Task 1 - Align the dataset
For the first part of this problem, you are asked to create a spatially aligned dataset from the provided dataset. Specifically, every file in your output dataset should be at the same resolution, coordinate reference system and spatial extent. I would recommend projecting all your images to UTM. Your code should take the provided input dataset and write out the output dataset. If using GDAL on the command line rather than with the Python bindings, your code can be a bash script or the accompanying equivalent in Python.
There is a GeoJSON file that contains the spatial extent that each image in your output dataset should match, called santafe_crop.geojson.
Task 2 - Analyze the dataset
Once you have created an aligned dataset, you will perform some analysis on this dataset.
First, you are asked to compute a histogram of values across the entire temporal stack each of the six bands (excluding the alpha band).
Next, across the temporal stack, you are asked to:
- Find the greenest scene (e.g. most vegetated scene - max(NDVI))
- Find the snowiest scene (NDSI)
- Find the cloudiest scene
- Find the brightest scene
Note that your outputs should be from the result of your technique / code / algorithm running on the stack of imagery. You are NOT allowed to produce your answers simply through visual inspection of the data, although you will certainly want to inspect the data closely to figure out what approach to take. For each answer, provide the scene ID and the corresponding image to answer each question.
Finally, you are asked to create composite images (e.g. reduce the stack of imagery to a single image) of varying kinds:
- mean
- min
- max
- median
- greenest pixel (e.g. argmax NDVI)
- 85% greenest pixel
For each temporal operation, your output should be a GeoTIFF file that contains the georeferenced composite image.
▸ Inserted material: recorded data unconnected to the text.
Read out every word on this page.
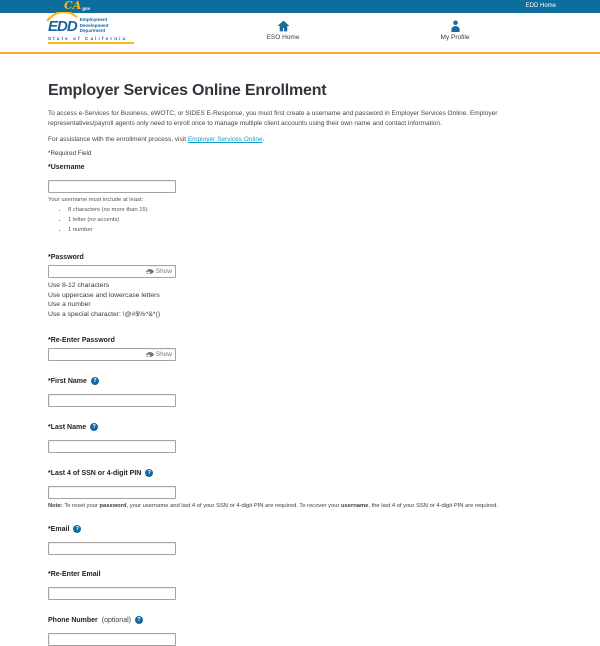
CA gov	EDD Home
EDD Employment
Development
Department
State of California	ESO Home	My Profile
Employer Services Online Enrollment

To access e-Services for Business, eWOTC, or SIDES E-Response, you must first create a username and password in Employer Services Online. Employer representatives/payroll agents only need to enroll once to manage multiple client accounts using their own name and contact information.

For assistance with the enrollment process, visit Employer Services Online.

*Required Field

*Username
Your username must include at least:
• 8 characters (no more than 15)
• 1 letter (no accents)
• 1 number
*Password
Show
Use 8-12 characters
Use uppercase and lowercase letters
Use a number
Use a special character: !@#$%^&*()
*Re-Enter Password
Show
*First Name	?
*Last Name	?
*Last 4 of SSN or 4-digit PIN	?
Note: To reset your password, your username and last 4 of your SSN or 4-digit PIN are required. To recover your username, the last 4 of your SSN or 4-digit PIN are required.
*Email	?
*Re-Enter Email
Phone Number (optional)	?
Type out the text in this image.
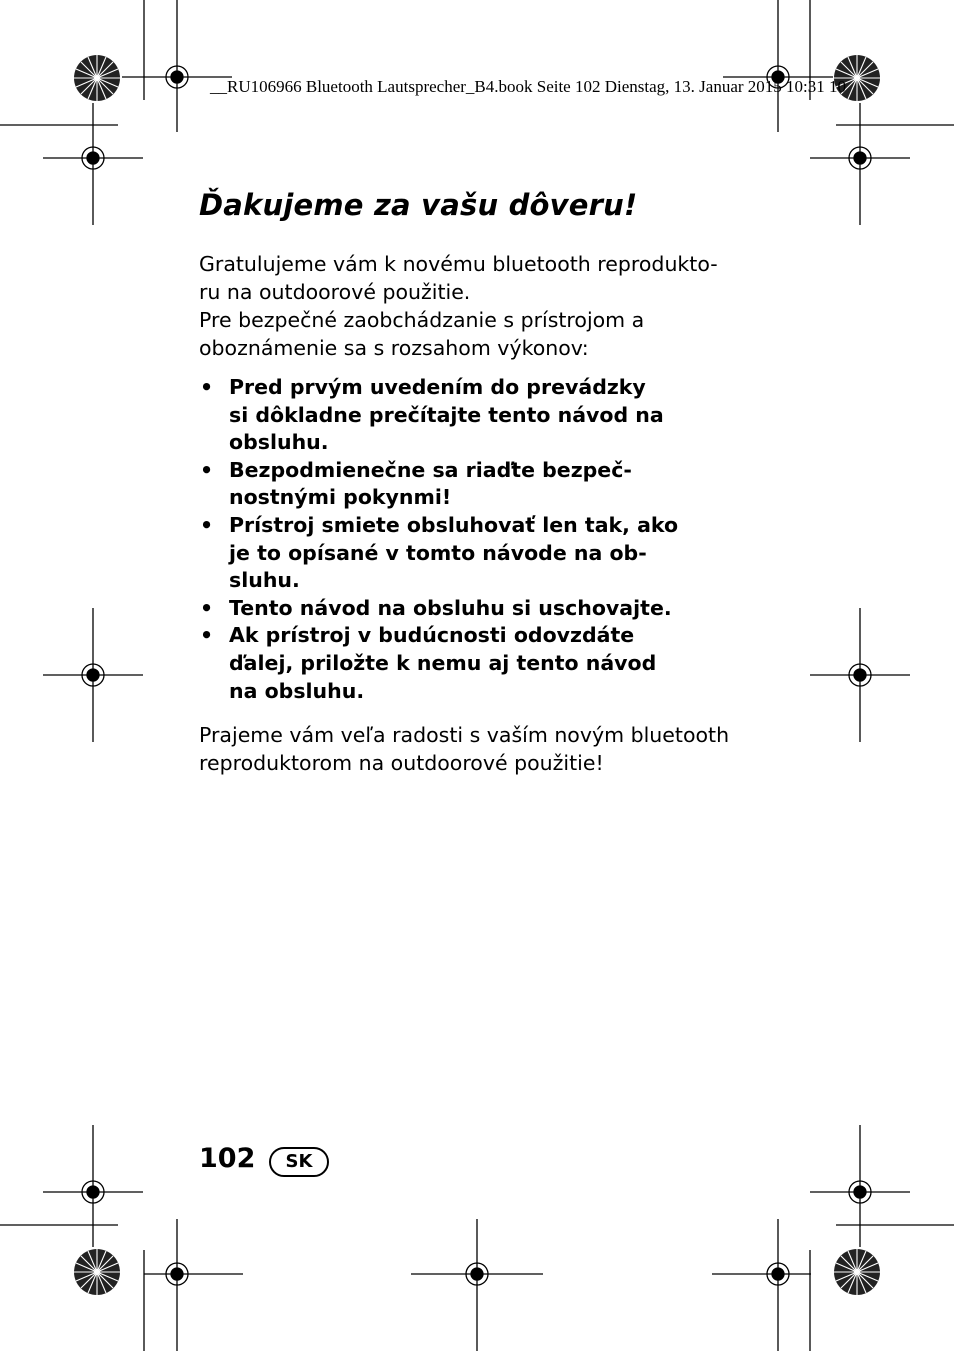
__RU106966 Bluetooth Lautsprecher_B4.book Seite 102 Dienstag, 13. Januar 2015 10:31 10
Ďakujeme za vašu dôveru!
Gratulujeme vám k novému bluetooth reprodukto-
ru na outdoorové použitie.
Pre bezpečné zaobchádzanie s prístrojom a
oboznámenie sa s rozsahom výkonov:
• Pred prvým uvedením do prevádzky
si dôkladne prečítajte tento návod na
obsluhu.
• Bezpodmienečne sa riaďte bezpeč-
nostnými pokynmi!
• Prístroj smiete obsluhovať len tak, ako
je to opísané v tomto návode na ob-
sluhu.
• Tento návod na obsluhu si uschovajte.
• Ak prístroj v budúcnosti odovzdáte
ďalej, priložte k nemu aj tento návod
na obsluhu.
Prajeme vám veľa radosti s vaším novým bluetooth
reproduktorom na outdoorové použitie!
102	SK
For the purposes of measuring cloud cover across the scene, you will want to implement a simple cloud masking algorithm. Don’t go for something perfect, rather get something that works reasonably well. Note that this same cloud masking algorithm can be used for creation of composite imagery, by masking each image by your derived cloud mask. Finally, note that you do not need to necessarily use every single image / pixel for your composite operation.